También les gustaría que la administración de Biden reinstaurara la “Dear Colleague” letter de 2016 del expresidente Barack Obama, que prohibía la discriminación contra los niños trans bajo la base de identidad de género; la administración del expresidente Trump la retiró en 2017.

“Las escuelas tenían que proporcionar un ambiente libre de acoso, incluyendo el uso correcto de nombres y pronombres, y permitir a los estudiantes participar en las actividades escolares y uso de los baños que están más en línea con su identidad de género”, dijo Crawford.

Buscando un sitio seguro

Por las prohibiciones, algunas familias están considerando relocalizarse a estados donde sean más hospitalarios, o por lo menos, en donde no estén activamente intentando reprimir a la gente trans.

“Muchos de ellos están buscando ahora mismo un lugar donde sea seguro mudarse”, dijo Dyer. Es extremadamente estresante y disruptivo para estas familias. “No solo tienes que buscar un lugar seguro, sino que tienen que pensar en cambios de trabajo, conseguir un lugar nuevo donde vivir, encontrar profesionales médicos, conseguir información sobre las escuelas, es mucho y estas familias están realmente desbordadas ahora mismo”.

Crawford es nativa de Texas, y ella y su esposo han vivido en el estado la mayor parte de sus vidas; su marido trabaja para el estado. “Estamos considerando seriamente el irnos de Texas”, dijo Crawford. “No puedo tener la conciencia tranquila en un estado que quiere que mi hijo muera”.

La proliferación de estos proyectos de ley también pone presión en los padres para mantener a sus hijos informados sin causarles más ansiedad. “El trabajo de mi hijo es vivir su vida ahora mismo”, dijo Patterson. “Tengo que protegerle para que no esté constantemente pensando en estas amenazas”.
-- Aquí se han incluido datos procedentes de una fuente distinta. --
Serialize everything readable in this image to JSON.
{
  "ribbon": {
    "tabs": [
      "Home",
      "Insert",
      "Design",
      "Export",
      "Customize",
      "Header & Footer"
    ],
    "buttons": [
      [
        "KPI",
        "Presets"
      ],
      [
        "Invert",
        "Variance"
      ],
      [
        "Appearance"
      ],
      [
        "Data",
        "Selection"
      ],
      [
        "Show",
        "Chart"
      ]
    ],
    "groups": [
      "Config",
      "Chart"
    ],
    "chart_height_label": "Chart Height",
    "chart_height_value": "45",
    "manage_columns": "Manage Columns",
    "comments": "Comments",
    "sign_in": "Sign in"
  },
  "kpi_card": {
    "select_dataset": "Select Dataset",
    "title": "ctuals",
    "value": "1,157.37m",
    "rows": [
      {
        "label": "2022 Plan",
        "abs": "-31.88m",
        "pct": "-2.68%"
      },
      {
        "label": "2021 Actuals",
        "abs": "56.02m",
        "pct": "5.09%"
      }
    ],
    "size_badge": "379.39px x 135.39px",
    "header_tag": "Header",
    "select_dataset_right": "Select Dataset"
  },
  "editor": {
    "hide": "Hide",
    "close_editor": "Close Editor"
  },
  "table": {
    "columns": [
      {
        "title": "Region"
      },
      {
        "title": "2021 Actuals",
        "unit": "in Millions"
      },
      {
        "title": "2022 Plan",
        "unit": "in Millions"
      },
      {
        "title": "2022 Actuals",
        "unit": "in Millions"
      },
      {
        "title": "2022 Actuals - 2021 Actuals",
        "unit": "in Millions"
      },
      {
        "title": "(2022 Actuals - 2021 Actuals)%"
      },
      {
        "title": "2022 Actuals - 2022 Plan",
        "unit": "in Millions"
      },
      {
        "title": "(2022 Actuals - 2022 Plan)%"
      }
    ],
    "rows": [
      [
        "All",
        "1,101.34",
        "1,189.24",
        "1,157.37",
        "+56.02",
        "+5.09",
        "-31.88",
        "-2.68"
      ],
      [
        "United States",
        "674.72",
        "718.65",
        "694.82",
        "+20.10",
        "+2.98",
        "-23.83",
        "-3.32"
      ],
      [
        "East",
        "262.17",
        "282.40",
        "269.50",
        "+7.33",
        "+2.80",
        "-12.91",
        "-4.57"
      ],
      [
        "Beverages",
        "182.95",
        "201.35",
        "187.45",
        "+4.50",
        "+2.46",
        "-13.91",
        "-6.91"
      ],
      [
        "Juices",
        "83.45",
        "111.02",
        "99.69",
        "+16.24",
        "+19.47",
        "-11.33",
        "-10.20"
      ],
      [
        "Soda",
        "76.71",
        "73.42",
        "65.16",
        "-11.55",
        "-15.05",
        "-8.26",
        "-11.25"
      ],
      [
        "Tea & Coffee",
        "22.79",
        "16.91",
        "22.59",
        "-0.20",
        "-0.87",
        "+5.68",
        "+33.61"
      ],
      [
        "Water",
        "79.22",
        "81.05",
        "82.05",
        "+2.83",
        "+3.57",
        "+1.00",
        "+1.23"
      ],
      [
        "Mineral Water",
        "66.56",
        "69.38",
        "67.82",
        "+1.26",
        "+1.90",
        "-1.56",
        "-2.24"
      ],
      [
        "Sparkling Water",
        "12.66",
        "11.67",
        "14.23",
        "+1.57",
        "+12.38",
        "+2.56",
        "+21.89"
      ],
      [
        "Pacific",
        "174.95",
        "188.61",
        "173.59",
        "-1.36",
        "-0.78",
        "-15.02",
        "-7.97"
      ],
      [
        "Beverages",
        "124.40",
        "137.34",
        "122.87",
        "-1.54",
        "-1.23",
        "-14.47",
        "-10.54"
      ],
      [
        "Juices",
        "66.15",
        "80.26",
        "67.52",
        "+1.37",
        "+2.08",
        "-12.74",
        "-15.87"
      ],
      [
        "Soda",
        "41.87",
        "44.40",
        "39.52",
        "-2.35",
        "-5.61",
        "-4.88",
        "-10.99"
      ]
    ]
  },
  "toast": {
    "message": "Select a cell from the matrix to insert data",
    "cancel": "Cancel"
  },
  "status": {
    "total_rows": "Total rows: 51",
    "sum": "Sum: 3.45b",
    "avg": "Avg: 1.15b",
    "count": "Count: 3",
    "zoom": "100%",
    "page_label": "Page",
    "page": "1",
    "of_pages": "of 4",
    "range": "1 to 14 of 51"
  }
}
Creando leyes con, no para, las personas trans

Muchos padres de niños trans se cuestionan por qué políticos cisgénero —aquellos cuyas identidades de género se alinean con el sexo que les fue asignado al nacer— están tan ansiosos por crear leyes que afectan a las personas trans, frecuentemente sin consultarles. “Es ridículo que las personas cisgénero hagan leyes contra las personas trans cuando estos ni siquiera están presentes”, dijo Patterson. “Si estás pensando en votar por un proyecto de ley en contra de las personas trans, ¿conoces alguna persona trans? La proximidad a una persona trans es crucial en esta conversación”.

Crawford señaló que las personas transexuales son cada vez más visibles, y que los diagnósticos de disforia de género son más comunes, lo que debería traer más cuidado y compasión, no menos. “Hay muchas probabilidades de que ya conozcas y quieras a alguien que esté pasando por esto. No tienes que entenderlo. Solamente tienes que respetarlo, porque cuando no lo respetas, estás poniendo a estas personas en peligro”.

Puede ser duro para las personas cisgénero, que no entienden cómo se siente la disforia, entender lo que está en juego, dijo Rivera, quien es cisgénero. “Pero he visto el impacto de la disforia en niños y adolescentes, que se manifiesta con ansiedad, autolesiones y pensamientos suicidas, consistentemente durante mis dos décadas de trabajo con jóvenes. No tengo que entenderlo. Tengo que responder ante eso y asegurarme de que estos niños son cuidados”.

Dyer dijo que lo que la gente que no tiene un hijo trans tiene que entender es bastante básico. “Tienen que recordar que estos padres quieren a sus hijos como cualquiera quiere a los suyos. Quieren que sus hijos estén sanos, enteros y seguros”.